Kekalahan di Indonesia Open 2019 Bikin Greysia / Apriyani Terpukul

oleh Yus Mei Sawitri diperbarui 18 Jul 2019, 21:15 WIB
Pebulu tangkis ganda putri Indonesia, Greysia Polii/Apriyani Rahayu berpelukan usai melawan Kim So Yeong/Kong Hee Yong (Korsel) di babak 16 besar Indonesia Open 2019 di Istora Senayan, Jakarta, Kamis (18/7/2019). Greysia/Apriyani kalah 20-22, 21-18, 13-21. (Liputan6.com/Helmi Fithriansyah)

Bola.com, Jakarta - Ganda putri Indonesia, Greysia Polii/Apriyani Rahayu, mengaku terpukul akibat kekalahan dari ganda Korsel, Kim So-yeong/Kong Hee-yong, pada babak kedua Indonesia Open 2019, Kamis (18/7/2019). Greysia mengklaim mereka kalah dari diri sendiri. 

Kekalahan itu mengejutkan karena Greysia/Apriyani berstatus unggulan kelima pada turnamen bergengsi tersebut. Tapi mereka malah tersingkir terlalu dini.

Advertisement

Greysia/Apriyani tersingkir setelah menjalani pertandingan alot dalam tiga gim yang berkesudahan 20-22, 21-18, 13-21. 

"Kami merasa terpukul dengan kekalahan hari ini karena ada beberapa faktor yang kurang bisa diantisipasi dan ambil pada gim pertama. Ini yang buat kami terpukul, sedih banget," kata Greysia setelah pertandingan.

"Ada faktor nonteknis, kami kurang pintar dalam menjaga poin. Ini kesulitan kami, unggul malah jadi bumerang. Sebenarnya kami kalah dengan diri sendiri. Ini permainan, ada kalah, ada menang. Ada waktunya setop, ada waktunya terus. Sudah kalah, harus diterima hasil ini," imbuh Greysia.
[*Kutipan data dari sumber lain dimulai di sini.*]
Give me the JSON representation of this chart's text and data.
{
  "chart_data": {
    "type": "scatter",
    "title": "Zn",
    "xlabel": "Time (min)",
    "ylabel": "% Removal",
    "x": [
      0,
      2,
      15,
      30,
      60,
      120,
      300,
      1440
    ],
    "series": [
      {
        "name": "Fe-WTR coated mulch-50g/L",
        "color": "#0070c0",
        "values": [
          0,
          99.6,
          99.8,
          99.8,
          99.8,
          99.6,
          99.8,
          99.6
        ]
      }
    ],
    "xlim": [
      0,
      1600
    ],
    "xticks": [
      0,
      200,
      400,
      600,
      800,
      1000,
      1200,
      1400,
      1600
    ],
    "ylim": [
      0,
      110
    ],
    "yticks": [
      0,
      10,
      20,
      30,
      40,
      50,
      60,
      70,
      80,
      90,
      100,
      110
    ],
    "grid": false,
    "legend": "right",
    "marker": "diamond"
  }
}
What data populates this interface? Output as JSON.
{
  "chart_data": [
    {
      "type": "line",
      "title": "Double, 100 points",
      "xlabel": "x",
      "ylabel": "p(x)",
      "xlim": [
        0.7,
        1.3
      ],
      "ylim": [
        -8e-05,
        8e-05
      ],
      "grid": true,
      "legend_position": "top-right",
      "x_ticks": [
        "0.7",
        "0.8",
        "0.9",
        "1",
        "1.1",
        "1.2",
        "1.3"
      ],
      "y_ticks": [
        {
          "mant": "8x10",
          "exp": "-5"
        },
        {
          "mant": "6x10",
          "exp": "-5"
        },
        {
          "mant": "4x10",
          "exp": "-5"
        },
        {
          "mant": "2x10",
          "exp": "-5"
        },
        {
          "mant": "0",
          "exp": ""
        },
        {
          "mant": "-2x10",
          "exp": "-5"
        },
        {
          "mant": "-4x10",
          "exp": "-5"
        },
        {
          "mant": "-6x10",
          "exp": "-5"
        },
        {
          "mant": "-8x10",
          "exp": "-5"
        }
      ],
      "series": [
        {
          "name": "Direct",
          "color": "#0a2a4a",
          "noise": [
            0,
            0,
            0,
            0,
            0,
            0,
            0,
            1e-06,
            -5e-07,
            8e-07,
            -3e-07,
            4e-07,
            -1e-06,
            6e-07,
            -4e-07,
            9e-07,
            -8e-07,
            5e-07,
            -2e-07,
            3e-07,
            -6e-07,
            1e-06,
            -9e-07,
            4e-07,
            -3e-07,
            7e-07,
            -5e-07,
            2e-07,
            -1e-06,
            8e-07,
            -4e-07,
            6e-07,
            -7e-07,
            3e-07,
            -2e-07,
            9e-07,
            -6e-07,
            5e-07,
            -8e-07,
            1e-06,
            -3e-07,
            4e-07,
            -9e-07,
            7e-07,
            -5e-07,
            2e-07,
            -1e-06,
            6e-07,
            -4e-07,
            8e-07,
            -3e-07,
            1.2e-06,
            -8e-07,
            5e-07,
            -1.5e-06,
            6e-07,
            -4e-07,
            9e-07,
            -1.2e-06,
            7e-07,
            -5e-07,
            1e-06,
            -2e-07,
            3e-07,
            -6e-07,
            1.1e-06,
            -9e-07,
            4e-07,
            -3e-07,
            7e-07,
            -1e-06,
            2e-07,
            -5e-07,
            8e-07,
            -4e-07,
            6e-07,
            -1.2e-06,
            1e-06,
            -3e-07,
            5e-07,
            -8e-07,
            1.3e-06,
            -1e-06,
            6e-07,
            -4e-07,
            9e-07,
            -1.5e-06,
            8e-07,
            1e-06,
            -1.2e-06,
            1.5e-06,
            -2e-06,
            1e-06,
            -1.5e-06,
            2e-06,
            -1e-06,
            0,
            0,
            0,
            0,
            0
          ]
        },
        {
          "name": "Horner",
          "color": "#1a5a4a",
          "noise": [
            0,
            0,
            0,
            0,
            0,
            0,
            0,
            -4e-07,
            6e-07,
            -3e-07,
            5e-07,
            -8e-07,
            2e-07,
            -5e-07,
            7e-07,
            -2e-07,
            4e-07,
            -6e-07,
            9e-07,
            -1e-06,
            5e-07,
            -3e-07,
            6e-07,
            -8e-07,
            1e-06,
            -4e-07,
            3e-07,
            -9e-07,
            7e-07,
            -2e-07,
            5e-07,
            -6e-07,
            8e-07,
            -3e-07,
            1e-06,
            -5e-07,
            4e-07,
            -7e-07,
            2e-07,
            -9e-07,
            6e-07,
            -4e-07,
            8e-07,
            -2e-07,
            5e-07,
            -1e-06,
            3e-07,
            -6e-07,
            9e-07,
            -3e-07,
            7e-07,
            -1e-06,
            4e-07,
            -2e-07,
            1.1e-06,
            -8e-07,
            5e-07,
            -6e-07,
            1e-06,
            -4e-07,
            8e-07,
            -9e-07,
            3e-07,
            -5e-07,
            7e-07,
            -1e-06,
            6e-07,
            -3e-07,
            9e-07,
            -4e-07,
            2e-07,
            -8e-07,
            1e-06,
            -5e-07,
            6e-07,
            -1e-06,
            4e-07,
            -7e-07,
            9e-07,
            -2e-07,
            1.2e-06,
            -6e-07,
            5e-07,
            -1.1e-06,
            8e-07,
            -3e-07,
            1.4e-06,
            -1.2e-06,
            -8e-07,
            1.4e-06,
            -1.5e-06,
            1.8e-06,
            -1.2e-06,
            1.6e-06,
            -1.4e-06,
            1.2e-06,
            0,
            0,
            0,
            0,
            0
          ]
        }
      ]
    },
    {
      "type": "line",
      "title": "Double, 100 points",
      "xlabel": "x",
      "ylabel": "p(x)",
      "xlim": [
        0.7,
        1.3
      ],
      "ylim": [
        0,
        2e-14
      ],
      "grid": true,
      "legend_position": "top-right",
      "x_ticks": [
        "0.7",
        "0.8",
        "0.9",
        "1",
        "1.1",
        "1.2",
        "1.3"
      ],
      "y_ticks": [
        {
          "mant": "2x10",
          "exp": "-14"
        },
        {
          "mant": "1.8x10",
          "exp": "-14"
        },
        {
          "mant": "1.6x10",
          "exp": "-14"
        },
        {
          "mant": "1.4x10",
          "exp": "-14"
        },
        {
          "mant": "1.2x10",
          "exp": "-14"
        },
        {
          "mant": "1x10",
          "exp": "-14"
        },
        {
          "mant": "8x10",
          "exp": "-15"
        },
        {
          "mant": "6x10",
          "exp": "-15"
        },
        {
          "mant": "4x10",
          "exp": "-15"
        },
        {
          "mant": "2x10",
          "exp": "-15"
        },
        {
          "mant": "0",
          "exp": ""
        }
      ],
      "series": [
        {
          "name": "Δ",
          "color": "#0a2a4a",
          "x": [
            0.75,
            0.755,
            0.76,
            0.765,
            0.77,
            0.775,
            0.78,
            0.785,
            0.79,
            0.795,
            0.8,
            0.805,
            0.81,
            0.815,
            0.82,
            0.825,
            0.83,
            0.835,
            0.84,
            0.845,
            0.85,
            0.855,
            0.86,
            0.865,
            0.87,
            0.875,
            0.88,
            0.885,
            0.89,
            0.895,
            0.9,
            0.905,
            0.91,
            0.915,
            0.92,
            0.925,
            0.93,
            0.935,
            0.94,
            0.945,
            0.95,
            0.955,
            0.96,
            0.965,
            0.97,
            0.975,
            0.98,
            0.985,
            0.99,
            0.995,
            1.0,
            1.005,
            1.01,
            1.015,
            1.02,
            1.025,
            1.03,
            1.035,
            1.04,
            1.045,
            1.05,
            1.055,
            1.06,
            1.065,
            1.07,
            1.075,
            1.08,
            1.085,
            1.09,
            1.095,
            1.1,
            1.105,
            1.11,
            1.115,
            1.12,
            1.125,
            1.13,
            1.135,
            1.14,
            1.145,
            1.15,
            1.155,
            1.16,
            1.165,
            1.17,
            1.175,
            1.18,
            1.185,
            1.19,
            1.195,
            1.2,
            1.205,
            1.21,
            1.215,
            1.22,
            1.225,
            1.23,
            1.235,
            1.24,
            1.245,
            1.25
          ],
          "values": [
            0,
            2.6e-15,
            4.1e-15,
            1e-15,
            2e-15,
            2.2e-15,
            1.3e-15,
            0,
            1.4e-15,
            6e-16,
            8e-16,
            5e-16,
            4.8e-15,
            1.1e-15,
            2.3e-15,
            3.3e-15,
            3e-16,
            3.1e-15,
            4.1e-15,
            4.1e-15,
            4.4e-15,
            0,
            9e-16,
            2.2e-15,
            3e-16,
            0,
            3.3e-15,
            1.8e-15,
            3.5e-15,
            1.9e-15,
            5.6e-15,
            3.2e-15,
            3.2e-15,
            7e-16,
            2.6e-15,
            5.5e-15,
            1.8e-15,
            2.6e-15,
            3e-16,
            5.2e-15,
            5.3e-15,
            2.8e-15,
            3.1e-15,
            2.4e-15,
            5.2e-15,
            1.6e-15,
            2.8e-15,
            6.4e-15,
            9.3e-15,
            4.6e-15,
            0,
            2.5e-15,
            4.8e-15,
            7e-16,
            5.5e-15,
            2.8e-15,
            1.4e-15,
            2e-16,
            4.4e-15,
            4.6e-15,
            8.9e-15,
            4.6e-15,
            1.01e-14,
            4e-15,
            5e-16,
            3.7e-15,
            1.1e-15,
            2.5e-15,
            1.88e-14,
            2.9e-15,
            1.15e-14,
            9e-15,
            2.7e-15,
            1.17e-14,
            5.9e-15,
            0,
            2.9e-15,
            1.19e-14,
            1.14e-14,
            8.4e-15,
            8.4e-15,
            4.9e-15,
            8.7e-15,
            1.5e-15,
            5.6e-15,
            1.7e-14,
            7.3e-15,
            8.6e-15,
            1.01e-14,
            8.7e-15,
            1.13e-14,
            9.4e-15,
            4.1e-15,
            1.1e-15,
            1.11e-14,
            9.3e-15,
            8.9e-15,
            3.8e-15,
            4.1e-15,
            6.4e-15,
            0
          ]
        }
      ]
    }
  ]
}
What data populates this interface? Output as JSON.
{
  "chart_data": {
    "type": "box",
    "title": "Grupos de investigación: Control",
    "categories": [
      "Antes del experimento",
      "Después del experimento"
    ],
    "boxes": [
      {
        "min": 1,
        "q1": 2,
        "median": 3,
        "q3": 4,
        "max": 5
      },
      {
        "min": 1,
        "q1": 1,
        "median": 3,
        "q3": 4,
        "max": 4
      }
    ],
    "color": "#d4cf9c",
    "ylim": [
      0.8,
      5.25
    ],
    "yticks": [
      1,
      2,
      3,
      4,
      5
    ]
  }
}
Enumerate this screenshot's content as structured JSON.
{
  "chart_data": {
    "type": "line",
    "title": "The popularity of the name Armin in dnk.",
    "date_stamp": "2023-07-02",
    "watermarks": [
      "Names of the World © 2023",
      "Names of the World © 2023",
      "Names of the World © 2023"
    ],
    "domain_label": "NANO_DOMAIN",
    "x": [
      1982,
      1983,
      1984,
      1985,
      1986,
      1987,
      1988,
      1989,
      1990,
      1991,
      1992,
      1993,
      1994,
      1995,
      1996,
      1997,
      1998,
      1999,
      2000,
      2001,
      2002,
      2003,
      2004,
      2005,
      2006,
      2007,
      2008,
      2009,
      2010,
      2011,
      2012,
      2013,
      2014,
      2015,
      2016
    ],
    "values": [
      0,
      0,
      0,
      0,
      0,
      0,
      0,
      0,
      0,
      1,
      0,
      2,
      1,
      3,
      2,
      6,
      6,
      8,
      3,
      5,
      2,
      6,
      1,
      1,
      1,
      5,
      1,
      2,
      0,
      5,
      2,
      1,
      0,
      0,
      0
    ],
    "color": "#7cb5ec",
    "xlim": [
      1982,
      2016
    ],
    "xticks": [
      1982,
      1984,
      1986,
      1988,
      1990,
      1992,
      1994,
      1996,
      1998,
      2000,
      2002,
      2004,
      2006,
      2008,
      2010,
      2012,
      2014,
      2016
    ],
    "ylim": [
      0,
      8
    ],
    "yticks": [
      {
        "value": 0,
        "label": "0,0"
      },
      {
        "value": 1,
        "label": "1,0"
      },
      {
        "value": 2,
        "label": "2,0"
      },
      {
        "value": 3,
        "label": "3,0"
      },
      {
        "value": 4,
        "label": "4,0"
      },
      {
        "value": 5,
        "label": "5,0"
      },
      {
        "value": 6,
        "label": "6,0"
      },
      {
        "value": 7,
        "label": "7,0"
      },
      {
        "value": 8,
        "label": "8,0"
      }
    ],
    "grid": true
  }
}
"Mereka juga capek, karena di atas kami terlihat tertekan. Kalau poisisinya dibalik, kami akan lebih memaksakan diri. Tapi, tadi mereka unggul jadi mental. Itu alasan kalah di gim ketiga," imbuh Greysia Polii tentang kekalahan menyesakkan di babak kedua Indonesia Open 2019 tersebut. 

 

2 dari 2 halaman

Semakin Pahit karena Berburu Poin Olimpiade 2020

Greysia mengatakan kekalahan itu terasa makin pahit karena dirinya dan Apriyani sedang berburu poin untuk Olimpiade 2020 di Tokyo, Jepang. 

"Kami sebenarnya tidak ingin kalah, masih ada race olimpiade. Kami masih kecewa, tetapi ya sudah. Kami harus belajar terus kalahnya karena apa. Kami harus lebih pintar lagi saat sedang leading. Ini pekerjaan rumah bagi kami berdua," imbuh Greysia. 

Apriyani menambahkan mereka juga kehilangan tenaga pada pertengahan gim ketiga. 

"Pada gim ketiga tadi saat poin sebelas, tenaga kami berkurang. Mereka juga sedang memimpin jadi makin percaya diri. Saya dan Kak Greys tak bisa mengembalikan seperti saat gim pertama dan kedua. Meskipun gim pertama kalah, kami sempat memimpin. Mereka jadi mulai percata diri, tempo permainananya juga pas," urai Apriyani mengenai evaluasi permainan mereka.